By: Chef Ben Davis

Vegan Coconut Panna Cotta

Panna Cotta is an Italian dessert made of thickened sweet cream with the addition of light flavorings. With the main ingredients being cream and gelatin, panna cotta, while delicious, is not a vegan-friendly dessert. To satisfy every individual’s lifestyle and sweet tooth, Executive Chef, Ben Davis, created a vegan version of this classic Italian masterpiece.

The coconut milk and root starch are substitutes for the cream and gelatin while not leaving behind the unique, creamy texture of traditional panna cotta. The coconut milk also adds an extra kick of flavor and vegan goodness! This is a quick and impressive dessert that can be made in advance with little hassle.

Panna Cotta is a perfect option if you’re craving a lighter dessert or have some fresh fruit impatiently waiting to be devoured. This simple sweet treat will bring joy to the uncompromising vegan, the passionate vegetarian, and even those with absolute food freedom!

Serves 4 to 6


1 can (400ml) full fat coconut milk

50 g (2 ½ tbsp) agave nectar

½ vanilla bean or substitute 1 tsp vanilla bean paste or extract

33 g kuzu root starch

Optional star fruit 


1. In a blender combine the coconut milk and agave nectar.  If you are using the vanilla bean scrape the seeds into the blender, if you are using the paste or extract just add to the mixture.

2. Blend the mixture at high speed for about 20 seconds to combine.  Reduce the speed to low and pour in the kuzu root starch while the blender is running to thoroughly mix in the starch and prevent lumps from forming.  Once all the starch is added let the blender run for about 15 seconds.
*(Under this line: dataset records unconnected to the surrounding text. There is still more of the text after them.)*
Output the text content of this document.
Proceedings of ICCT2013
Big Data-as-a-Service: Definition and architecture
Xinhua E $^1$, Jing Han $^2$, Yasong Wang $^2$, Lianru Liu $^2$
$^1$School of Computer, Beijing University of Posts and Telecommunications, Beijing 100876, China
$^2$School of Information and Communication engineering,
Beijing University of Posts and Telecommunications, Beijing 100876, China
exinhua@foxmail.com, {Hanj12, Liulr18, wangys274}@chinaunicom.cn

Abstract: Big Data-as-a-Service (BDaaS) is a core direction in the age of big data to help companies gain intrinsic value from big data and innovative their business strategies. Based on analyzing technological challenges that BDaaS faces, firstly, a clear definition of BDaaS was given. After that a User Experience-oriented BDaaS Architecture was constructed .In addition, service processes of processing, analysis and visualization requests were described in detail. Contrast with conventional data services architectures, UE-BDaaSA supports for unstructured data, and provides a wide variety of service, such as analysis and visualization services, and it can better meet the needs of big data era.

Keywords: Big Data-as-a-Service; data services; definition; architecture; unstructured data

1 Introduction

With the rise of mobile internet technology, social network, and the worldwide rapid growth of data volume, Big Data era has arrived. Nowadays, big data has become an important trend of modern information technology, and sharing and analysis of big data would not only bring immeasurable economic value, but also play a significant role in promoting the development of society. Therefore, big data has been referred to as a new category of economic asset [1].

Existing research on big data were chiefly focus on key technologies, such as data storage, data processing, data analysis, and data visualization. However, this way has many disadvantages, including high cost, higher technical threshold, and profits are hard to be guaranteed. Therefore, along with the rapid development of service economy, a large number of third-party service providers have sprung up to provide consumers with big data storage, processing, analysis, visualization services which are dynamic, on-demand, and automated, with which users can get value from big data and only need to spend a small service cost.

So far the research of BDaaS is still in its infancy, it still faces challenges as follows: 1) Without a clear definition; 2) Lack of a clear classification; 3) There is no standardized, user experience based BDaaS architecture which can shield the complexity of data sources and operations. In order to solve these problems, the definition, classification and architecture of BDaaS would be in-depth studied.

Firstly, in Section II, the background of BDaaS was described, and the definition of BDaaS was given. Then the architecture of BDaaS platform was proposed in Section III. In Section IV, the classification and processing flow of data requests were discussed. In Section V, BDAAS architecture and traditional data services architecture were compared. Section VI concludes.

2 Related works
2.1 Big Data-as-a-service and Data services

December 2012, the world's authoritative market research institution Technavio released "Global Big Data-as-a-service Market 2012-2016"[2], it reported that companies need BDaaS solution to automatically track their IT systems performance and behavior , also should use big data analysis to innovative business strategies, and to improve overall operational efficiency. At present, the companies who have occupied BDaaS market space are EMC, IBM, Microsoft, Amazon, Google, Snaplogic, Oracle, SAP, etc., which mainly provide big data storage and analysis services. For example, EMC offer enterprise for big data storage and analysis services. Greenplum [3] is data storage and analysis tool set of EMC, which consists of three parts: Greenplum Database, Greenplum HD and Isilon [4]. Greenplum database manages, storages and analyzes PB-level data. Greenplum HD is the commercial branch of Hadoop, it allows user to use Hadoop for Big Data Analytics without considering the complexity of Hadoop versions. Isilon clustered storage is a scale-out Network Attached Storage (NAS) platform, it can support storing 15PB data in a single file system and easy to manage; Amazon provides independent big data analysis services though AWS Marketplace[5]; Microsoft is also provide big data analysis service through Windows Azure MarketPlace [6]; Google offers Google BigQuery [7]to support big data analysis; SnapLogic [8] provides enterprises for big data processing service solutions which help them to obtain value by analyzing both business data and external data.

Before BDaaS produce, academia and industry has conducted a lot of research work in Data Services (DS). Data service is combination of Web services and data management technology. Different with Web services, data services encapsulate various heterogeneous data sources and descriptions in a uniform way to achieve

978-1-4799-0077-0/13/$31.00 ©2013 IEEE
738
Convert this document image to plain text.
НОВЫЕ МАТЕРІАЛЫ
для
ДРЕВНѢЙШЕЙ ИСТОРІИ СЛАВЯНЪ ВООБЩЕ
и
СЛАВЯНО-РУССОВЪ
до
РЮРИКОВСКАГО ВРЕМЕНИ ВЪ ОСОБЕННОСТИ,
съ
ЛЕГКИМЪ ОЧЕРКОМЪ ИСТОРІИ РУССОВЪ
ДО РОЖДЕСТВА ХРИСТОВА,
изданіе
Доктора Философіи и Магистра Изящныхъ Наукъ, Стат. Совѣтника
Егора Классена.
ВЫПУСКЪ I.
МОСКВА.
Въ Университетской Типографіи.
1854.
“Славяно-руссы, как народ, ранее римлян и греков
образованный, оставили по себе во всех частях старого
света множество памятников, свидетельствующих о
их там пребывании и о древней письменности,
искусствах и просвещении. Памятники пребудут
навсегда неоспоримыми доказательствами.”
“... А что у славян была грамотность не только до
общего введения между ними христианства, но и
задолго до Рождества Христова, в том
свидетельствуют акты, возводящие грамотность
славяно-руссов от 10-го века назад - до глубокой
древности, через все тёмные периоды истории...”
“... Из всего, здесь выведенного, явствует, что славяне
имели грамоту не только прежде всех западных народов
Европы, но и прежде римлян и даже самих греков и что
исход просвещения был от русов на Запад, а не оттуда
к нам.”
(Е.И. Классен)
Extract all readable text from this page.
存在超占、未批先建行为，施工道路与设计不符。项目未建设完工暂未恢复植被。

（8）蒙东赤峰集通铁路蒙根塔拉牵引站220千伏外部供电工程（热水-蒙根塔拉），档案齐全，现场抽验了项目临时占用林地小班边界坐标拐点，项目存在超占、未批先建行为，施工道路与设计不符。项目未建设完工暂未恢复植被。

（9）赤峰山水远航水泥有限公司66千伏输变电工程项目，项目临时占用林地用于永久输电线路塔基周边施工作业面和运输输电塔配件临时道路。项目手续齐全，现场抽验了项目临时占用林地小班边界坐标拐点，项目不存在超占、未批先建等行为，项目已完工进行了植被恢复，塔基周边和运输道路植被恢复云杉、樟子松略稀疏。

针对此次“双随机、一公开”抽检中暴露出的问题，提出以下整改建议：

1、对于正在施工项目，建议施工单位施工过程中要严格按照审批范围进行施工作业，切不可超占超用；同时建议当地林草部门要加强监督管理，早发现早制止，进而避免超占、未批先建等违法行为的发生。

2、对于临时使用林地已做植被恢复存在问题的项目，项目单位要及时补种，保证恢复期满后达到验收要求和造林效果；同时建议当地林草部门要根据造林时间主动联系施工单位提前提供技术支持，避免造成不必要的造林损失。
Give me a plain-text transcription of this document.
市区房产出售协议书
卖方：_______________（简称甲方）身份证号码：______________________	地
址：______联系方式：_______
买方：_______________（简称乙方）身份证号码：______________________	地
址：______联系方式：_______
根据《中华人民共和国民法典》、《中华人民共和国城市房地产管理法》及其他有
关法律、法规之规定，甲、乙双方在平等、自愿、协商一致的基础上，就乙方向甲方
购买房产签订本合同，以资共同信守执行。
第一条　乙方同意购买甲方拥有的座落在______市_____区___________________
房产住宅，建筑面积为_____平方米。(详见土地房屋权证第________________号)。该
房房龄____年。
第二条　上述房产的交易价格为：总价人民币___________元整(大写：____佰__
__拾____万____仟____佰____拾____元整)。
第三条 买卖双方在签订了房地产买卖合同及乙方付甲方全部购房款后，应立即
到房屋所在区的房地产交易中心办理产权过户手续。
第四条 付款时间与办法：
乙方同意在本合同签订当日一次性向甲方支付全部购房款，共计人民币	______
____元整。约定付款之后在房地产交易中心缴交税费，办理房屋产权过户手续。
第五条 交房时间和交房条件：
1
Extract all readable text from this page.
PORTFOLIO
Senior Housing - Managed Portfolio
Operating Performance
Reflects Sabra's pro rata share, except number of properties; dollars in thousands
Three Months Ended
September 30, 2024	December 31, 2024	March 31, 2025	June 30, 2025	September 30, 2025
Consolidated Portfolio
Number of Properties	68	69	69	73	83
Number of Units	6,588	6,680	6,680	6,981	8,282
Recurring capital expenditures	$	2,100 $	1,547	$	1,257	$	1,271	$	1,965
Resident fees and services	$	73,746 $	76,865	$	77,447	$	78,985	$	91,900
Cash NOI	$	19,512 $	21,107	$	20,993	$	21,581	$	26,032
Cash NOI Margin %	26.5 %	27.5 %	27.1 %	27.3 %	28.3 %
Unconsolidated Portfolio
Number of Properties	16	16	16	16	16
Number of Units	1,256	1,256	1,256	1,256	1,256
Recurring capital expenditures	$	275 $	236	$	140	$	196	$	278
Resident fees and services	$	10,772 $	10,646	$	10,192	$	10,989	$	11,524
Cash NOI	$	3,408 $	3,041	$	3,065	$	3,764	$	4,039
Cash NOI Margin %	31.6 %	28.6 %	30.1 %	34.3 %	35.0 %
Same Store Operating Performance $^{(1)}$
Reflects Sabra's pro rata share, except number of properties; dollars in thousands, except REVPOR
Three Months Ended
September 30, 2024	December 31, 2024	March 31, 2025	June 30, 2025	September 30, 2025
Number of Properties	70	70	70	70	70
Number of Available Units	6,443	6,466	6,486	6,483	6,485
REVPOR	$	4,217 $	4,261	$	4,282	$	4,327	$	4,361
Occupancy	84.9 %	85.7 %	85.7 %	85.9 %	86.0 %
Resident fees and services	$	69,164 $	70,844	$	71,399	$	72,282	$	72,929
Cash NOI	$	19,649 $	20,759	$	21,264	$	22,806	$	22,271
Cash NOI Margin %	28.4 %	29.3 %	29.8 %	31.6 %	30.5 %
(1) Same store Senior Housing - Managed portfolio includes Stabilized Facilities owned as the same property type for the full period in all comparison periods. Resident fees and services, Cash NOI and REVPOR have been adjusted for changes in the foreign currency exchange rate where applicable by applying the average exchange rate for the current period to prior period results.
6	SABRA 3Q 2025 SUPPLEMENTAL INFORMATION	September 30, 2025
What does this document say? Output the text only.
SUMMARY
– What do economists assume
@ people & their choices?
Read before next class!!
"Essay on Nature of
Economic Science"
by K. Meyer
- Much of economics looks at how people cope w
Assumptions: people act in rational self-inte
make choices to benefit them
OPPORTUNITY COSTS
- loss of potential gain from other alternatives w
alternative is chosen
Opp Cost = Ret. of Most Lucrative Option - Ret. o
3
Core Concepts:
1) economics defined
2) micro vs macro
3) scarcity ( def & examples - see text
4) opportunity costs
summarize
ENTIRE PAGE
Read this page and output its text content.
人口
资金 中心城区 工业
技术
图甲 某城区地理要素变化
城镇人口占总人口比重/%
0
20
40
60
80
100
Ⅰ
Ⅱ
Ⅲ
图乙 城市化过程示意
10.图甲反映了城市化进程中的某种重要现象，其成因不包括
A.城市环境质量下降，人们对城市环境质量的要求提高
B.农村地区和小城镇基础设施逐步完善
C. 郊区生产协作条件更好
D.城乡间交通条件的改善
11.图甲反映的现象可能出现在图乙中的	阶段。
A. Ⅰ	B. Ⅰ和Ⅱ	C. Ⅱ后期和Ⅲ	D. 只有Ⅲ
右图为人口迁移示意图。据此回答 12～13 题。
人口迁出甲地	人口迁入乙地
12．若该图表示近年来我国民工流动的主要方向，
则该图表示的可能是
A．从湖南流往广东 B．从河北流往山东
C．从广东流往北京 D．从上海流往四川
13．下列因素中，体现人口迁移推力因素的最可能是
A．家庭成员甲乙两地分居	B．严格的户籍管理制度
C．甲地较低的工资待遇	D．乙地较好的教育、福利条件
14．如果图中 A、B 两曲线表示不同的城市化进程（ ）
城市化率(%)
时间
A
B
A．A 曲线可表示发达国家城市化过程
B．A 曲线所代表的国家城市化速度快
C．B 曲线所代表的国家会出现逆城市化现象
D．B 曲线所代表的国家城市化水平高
3. Transfer the mixture to a heavy saucepan and place over a medium flame to heat while stirring constantly with a heat-proof spatula.  After about 7 to 10 minutes the mixture will start to thicken.  When you can draw a line with your spatula and see the bottom of the pot for 3 seconds the mixture is done.

4. Divide the mixture between 4 to 6 ramakins that you have sprayed lightly with pan spray.  Smooth the tops with the back of a spoon or spatula and then chill for at least 2 hours or up to overnight.

5. Remove from the ramakins by inverting on onto a plate and serve with fresh or roasted tropical fruits.